The Latin American Conference on Process Safety will be held in Buenos Aires, Argentina, on September 11-13, 2018, with a pre-conference course scheduled for September 10, 2018. Co-organized by ARPEL, this conference is part of CCPS's family of Global Congress on Process Safety and is part of CCPS' worldwide effort to prevent major accidents through promoting lifelong learning as well as continual improvement in process safety. 

We spoke with conference chair Mary Corsaro about her work as a process safety professional, the changes she's seen in the field, and how process safety will impact industry in the future.

How is your work as a process safety professional critical to your particular job or the industry where you work? What are the most important skills a process safety professional should have?

As an HSE Global Director, in an upstream and midstream company, PSM framework gives me a recognized and proven way to implement a continuous improvement system for safety and risk management.

Considering my experience, the ability to understand the system as a whole and the connection between all of the elements in a process safety framework is very important. In other words, it is essential to have a holistic view: understanding the connection between the vulnerability sense (needed in the top level), the culture in the company, and the risk management involved. For being effective in the implementation, a process safety professional also needs to have technical skills and understand the business.

What message would you like the audience to take away from the conference?

If we contribute in a way to establish the connection between leadership, culture, and the technical skills needed in an organization to have an effective implementation of process safety, we will achieve good results with this conference.

What changes have you seen in process safety in Latin America over the past 10 years?

Ten years ago, only international companies had some elements of process safety implemented, but these elements were not connected with safety. Safety was limited to personal safety, risk identification was not consistent, and scenarios of major events were never considered; contingency plans were not connected with risk. All of this was changing and evolving at the time.

The new concept that wasn't present at all ten years ago was culture, the understanding that process safety is not just a matter of technical issues but a human and leadership matter. This idea is still evolving and is not fully understood in its whole dimension.

How do you see process safety impacting industry over the next five years?

Some big incidents that have their origins in the lack of process safety implementation and the new regulation in some countries (Peru, Chile) will help companies understand the impact of process safety and its contribution in being sustainable.
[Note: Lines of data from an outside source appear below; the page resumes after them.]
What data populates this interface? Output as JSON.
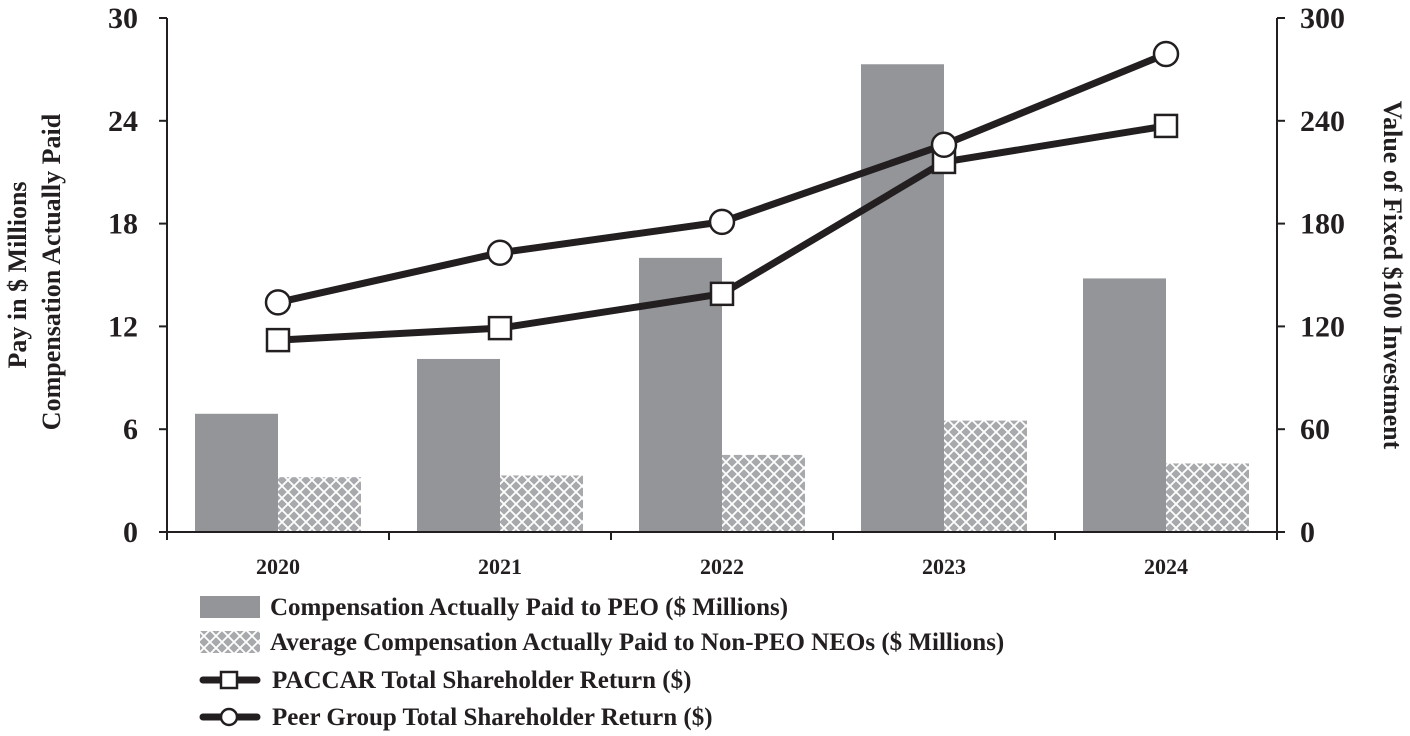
{
  "chart_data": {
    "type": "bar",
    "categories": [
      "2020",
      "2021",
      "2022",
      "2023",
      "2024"
    ],
    "left_axis": {
      "title_lines": [
        "Pay in $ Millions",
        "Compensation Actually Paid"
      ],
      "ylim": [
        0,
        30
      ],
      "ticks": [
        "0",
        "6",
        "12",
        "18",
        "24",
        "30"
      ]
    },
    "right_axis": {
      "title": "Value of Fixed $100 Investment",
      "ylim": [
        0,
        300
      ],
      "ticks": [
        "0",
        "60",
        "120",
        "180",
        "240",
        "300"
      ]
    },
    "series": [
      {
        "name": "Compensation Actually Paid to PEO ($ Millions)",
        "kind": "bar",
        "axis": "left",
        "style": "solid",
        "color": "#939598",
        "values": [
          6.9,
          10.1,
          16.0,
          27.3,
          14.8
        ]
      },
      {
        "name": "Average Compensation Actually Paid to Non-PEO NEOs ($ Millions)",
        "kind": "bar",
        "axis": "left",
        "style": "crosshatch",
        "color": "#b5b6b8",
        "values": [
          3.2,
          3.3,
          4.5,
          6.5,
          4.0
        ]
      },
      {
        "name": "PACCAR Total Shareholder Return ($)",
        "kind": "line",
        "axis": "right",
        "marker": "square",
        "color": "#231f20",
        "values": [
          112,
          119,
          139,
          216,
          237
        ]
      },
      {
        "name": "Peer Group Total Shareholder Return ($)",
        "kind": "line",
        "axis": "right",
        "marker": "circle",
        "color": "#231f20",
        "values": [
          134,
          163,
          181,
          226,
          279
        ]
      }
    ]
  }
}
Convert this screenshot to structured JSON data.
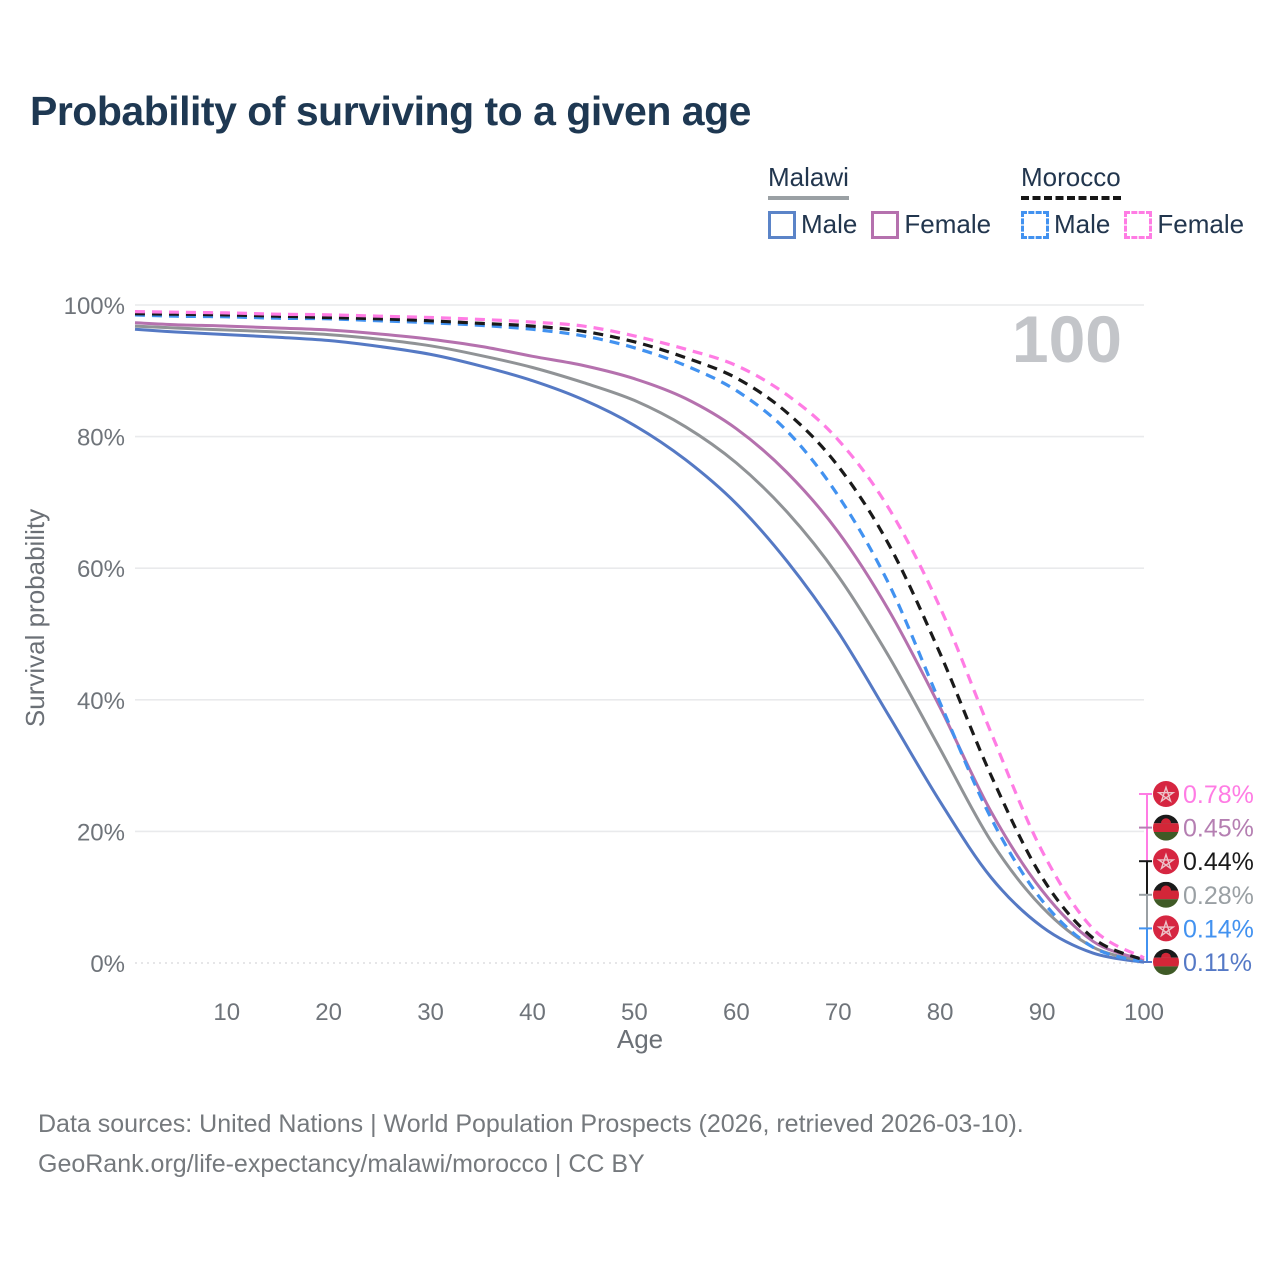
{
  "title": "Probability of surviving to a given age",
  "watermark": "100",
  "legend": {
    "groups": [
      {
        "name": "Malawi",
        "underline_style": "solid",
        "items": [
          {
            "label": "Male",
            "color": "#5b84c8",
            "dashed": false
          },
          {
            "label": "Female",
            "color": "#b571ae",
            "dashed": false
          }
        ]
      },
      {
        "name": "Morocco",
        "underline_style": "dashed",
        "items": [
          {
            "label": "Male",
            "color": "#4292f0",
            "dashed": true
          },
          {
            "label": "Female",
            "color": "#ff7ce4",
            "dashed": true
          }
        ]
      }
    ]
  },
  "chart_data": {
    "type": "line",
    "title": "Probability of surviving to a given age",
    "xlabel": "Age",
    "ylabel": "Survival probability",
    "xlim": [
      1,
      100
    ],
    "ylim": [
      0,
      100
    ],
    "grid": true,
    "legend_position": "top-right",
    "x_ticks": [
      10,
      20,
      30,
      40,
      50,
      60,
      70,
      80,
      90,
      100
    ],
    "y_ticks": [
      {
        "value": 0,
        "label": "0%"
      },
      {
        "value": 20,
        "label": "20%"
      },
      {
        "value": 40,
        "label": "40%"
      },
      {
        "value": 60,
        "label": "60%"
      },
      {
        "value": 80,
        "label": "80%"
      },
      {
        "value": 100,
        "label": "100%"
      }
    ],
    "ages": [
      1,
      5,
      10,
      15,
      20,
      25,
      30,
      35,
      40,
      45,
      50,
      55,
      60,
      65,
      70,
      75,
      80,
      85,
      90,
      95,
      100
    ],
    "series": [
      {
        "name": "Malawi Male",
        "country": "Malawi",
        "sex": "Male",
        "color": "#5579c4",
        "dashed": false,
        "values": [
          96.3,
          95.9,
          95.5,
          95.1,
          94.6,
          93.7,
          92.5,
          90.7,
          88.5,
          85.6,
          81.7,
          76.5,
          69.8,
          61.0,
          50.3,
          37.5,
          24.5,
          13.0,
          5.5,
          1.5,
          0.11
        ],
        "end_label": "0.11%"
      },
      {
        "name": "Malawi",
        "country": "Malawi",
        "sex": "Both",
        "color": "#909396",
        "dashed": false,
        "values": [
          96.8,
          96.5,
          96.2,
          95.9,
          95.5,
          94.8,
          93.8,
          92.3,
          90.5,
          88.2,
          85.5,
          81.5,
          76.0,
          68.5,
          58.8,
          46.5,
          32.5,
          18.5,
          8.5,
          2.4,
          0.28
        ],
        "end_label": "0.28%"
      },
      {
        "name": "Malawi Female",
        "country": "Malawi",
        "sex": "Female",
        "color": "#b571ae",
        "dashed": false,
        "values": [
          97.3,
          97.0,
          96.8,
          96.5,
          96.2,
          95.6,
          94.8,
          93.7,
          92.2,
          90.8,
          88.8,
          85.8,
          81.2,
          74.5,
          65.5,
          53.5,
          38.8,
          23.0,
          11.0,
          3.3,
          0.45
        ],
        "end_label": "0.45%"
      },
      {
        "name": "Morocco Male",
        "country": "Morocco",
        "sex": "Male",
        "color": "#4292f0",
        "dashed": true,
        "values": [
          98.5,
          98.3,
          98.2,
          98.0,
          97.9,
          97.6,
          97.3,
          96.9,
          96.3,
          95.3,
          93.5,
          90.8,
          87.0,
          80.8,
          71.0,
          57.5,
          39.5,
          22.0,
          9.5,
          2.4,
          0.14
        ],
        "end_label": "0.14%"
      },
      {
        "name": "Morocco",
        "country": "Morocco",
        "sex": "Both",
        "color": "#1a1a1a",
        "dashed": true,
        "values": [
          98.7,
          98.6,
          98.5,
          98.3,
          98.1,
          97.9,
          97.6,
          97.2,
          96.8,
          96.0,
          94.4,
          92.0,
          88.9,
          83.6,
          75.5,
          63.5,
          47.0,
          28.5,
          13.0,
          3.8,
          0.44
        ],
        "end_label": "0.44%"
      },
      {
        "name": "Morocco Female",
        "country": "Morocco",
        "sex": "Female",
        "color": "#ff7ce4",
        "dashed": true,
        "values": [
          99.0,
          98.9,
          98.8,
          98.6,
          98.5,
          98.3,
          98.1,
          97.8,
          97.4,
          96.8,
          95.3,
          93.3,
          90.8,
          86.3,
          79.5,
          69.0,
          54.0,
          35.0,
          17.0,
          5.2,
          0.78
        ],
        "end_label": "0.78%"
      }
    ]
  },
  "end_labels": [
    {
      "flag": "morocco",
      "value": "0.78%",
      "color": "#ff7ce4"
    },
    {
      "flag": "malawi",
      "value": "0.45%",
      "color": "#b57fb2"
    },
    {
      "flag": "morocco",
      "value": "0.44%",
      "color": "#1a1a1a"
    },
    {
      "flag": "malawi",
      "value": "0.28%",
      "color": "#9aa0a4"
    },
    {
      "flag": "morocco",
      "value": "0.14%",
      "color": "#4292f0"
    },
    {
      "flag": "malawi",
      "value": "0.11%",
      "color": "#5579c6"
    }
  ],
  "footer": {
    "line1": "Data sources: United Nations | World Population Prospects (2026, retrieved 2026-03-10).",
    "line2": "GeoRank.org/life-expectancy/malawi/morocco | CC BY"
  }
}
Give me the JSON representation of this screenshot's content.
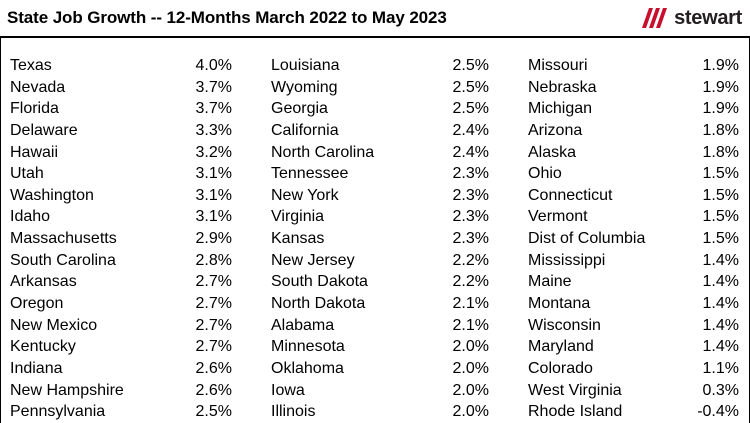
{
  "header": {
    "title": "State Job Growth -- 12-Months March 2022 to May 2023",
    "logo_text": "stewart"
  },
  "chart_data": {
    "type": "table",
    "title": "State Job Growth -- 12-Months March 2022 to May 2023",
    "columns": [
      [
        {
          "state": "Texas",
          "value": "4.0%"
        },
        {
          "state": "Nevada",
          "value": "3.7%"
        },
        {
          "state": "Florida",
          "value": "3.7%"
        },
        {
          "state": "Delaware",
          "value": "3.3%"
        },
        {
          "state": "Hawaii",
          "value": "3.2%"
        },
        {
          "state": "Utah",
          "value": "3.1%"
        },
        {
          "state": "Washington",
          "value": "3.1%"
        },
        {
          "state": "Idaho",
          "value": "3.1%"
        },
        {
          "state": "Massachusetts",
          "value": "2.9%"
        },
        {
          "state": "South Carolina",
          "value": "2.8%"
        },
        {
          "state": "Arkansas",
          "value": "2.7%"
        },
        {
          "state": "Oregon",
          "value": "2.7%"
        },
        {
          "state": "New Mexico",
          "value": "2.7%"
        },
        {
          "state": "Kentucky",
          "value": "2.7%"
        },
        {
          "state": "Indiana",
          "value": "2.6%"
        },
        {
          "state": "New Hampshire",
          "value": "2.6%"
        },
        {
          "state": "Pennsylvania",
          "value": "2.5%"
        }
      ],
      [
        {
          "state": "Louisiana",
          "value": "2.5%"
        },
        {
          "state": "Wyoming",
          "value": "2.5%"
        },
        {
          "state": "Georgia",
          "value": "2.5%"
        },
        {
          "state": "California",
          "value": "2.4%"
        },
        {
          "state": "North Carolina",
          "value": "2.4%"
        },
        {
          "state": "Tennessee",
          "value": "2.3%"
        },
        {
          "state": "New York",
          "value": "2.3%"
        },
        {
          "state": "Virginia",
          "value": "2.3%"
        },
        {
          "state": "Kansas",
          "value": "2.3%"
        },
        {
          "state": "New Jersey",
          "value": "2.2%"
        },
        {
          "state": "South Dakota",
          "value": "2.2%"
        },
        {
          "state": "North Dakota",
          "value": "2.1%"
        },
        {
          "state": "Alabama",
          "value": "2.1%"
        },
        {
          "state": "Minnesota",
          "value": "2.0%"
        },
        {
          "state": "Oklahoma",
          "value": "2.0%"
        },
        {
          "state": "Iowa",
          "value": "2.0%"
        },
        {
          "state": "Illinois",
          "value": "2.0%"
        }
      ],
      [
        {
          "state": "Missouri",
          "value": "1.9%"
        },
        {
          "state": "Nebraska",
          "value": "1.9%"
        },
        {
          "state": "Michigan",
          "value": "1.9%"
        },
        {
          "state": "Arizona",
          "value": "1.8%"
        },
        {
          "state": "Alaska",
          "value": "1.8%"
        },
        {
          "state": "Ohio",
          "value": "1.5%"
        },
        {
          "state": "Connecticut",
          "value": "1.5%"
        },
        {
          "state": "Vermont",
          "value": "1.5%"
        },
        {
          "state": "Dist of Columbia",
          "value": "1.5%"
        },
        {
          "state": "Mississippi",
          "value": "1.4%"
        },
        {
          "state": "Maine",
          "value": "1.4%"
        },
        {
          "state": "Montana",
          "value": "1.4%"
        },
        {
          "state": "Wisconsin",
          "value": "1.4%"
        },
        {
          "state": "Maryland",
          "value": "1.4%"
        },
        {
          "state": "Colorado",
          "value": "1.1%"
        },
        {
          "state": "West Virginia",
          "value": "0.3%"
        },
        {
          "state": "Rhode Island",
          "value": "-0.4%"
        }
      ]
    ]
  },
  "colors": {
    "logo_mark": "#c8102e",
    "text": "#000000",
    "rule": "#000000"
  },
  "icons": {
    "logo": "stewart-logo-icon"
  }
}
Companies will start to consider major events as probable, and will start to implement some more consistent programs of asset integrity.

Register for the 8th CCPS Latin American Conference on Process Safety.

Mary Corsaro

Mary Corsaro began her career in the industry in 1986, assuming different positions in upstream oil and gas companies, occupying positions in operations, projects, engineering, safety, integrity and environment. Mary has been a CCPS TSC representative for Pan American Energy and Pluspetrol, she has been a contributor to the dissemination of process safety discipline in Argentina and Peru, through internal work for the companies in which she worked and through supporting different CCPS Latin American Congresses on Process Safety, being the companies sponsors, chairs, coordinators of technical tables and presenting works. Mary has also participated in the the diffusion of process safety through Argentina and other Latin American institutions such as ARPEL, IAPG and AAIQ.

As a distinctive feature, Mary has promoted and placed value on the management of culture and leadership as a fundamental framework for the work of the technical disciplines of process safety, as well as the development of activities that encourage the maintenance of the sense of vulnerability at the highest level of the organizations. Mary received recognition from NACE, SPE and from the companies in which she served.

Currently, Mary is the Global HSE Director at Pluspetrol Corporation.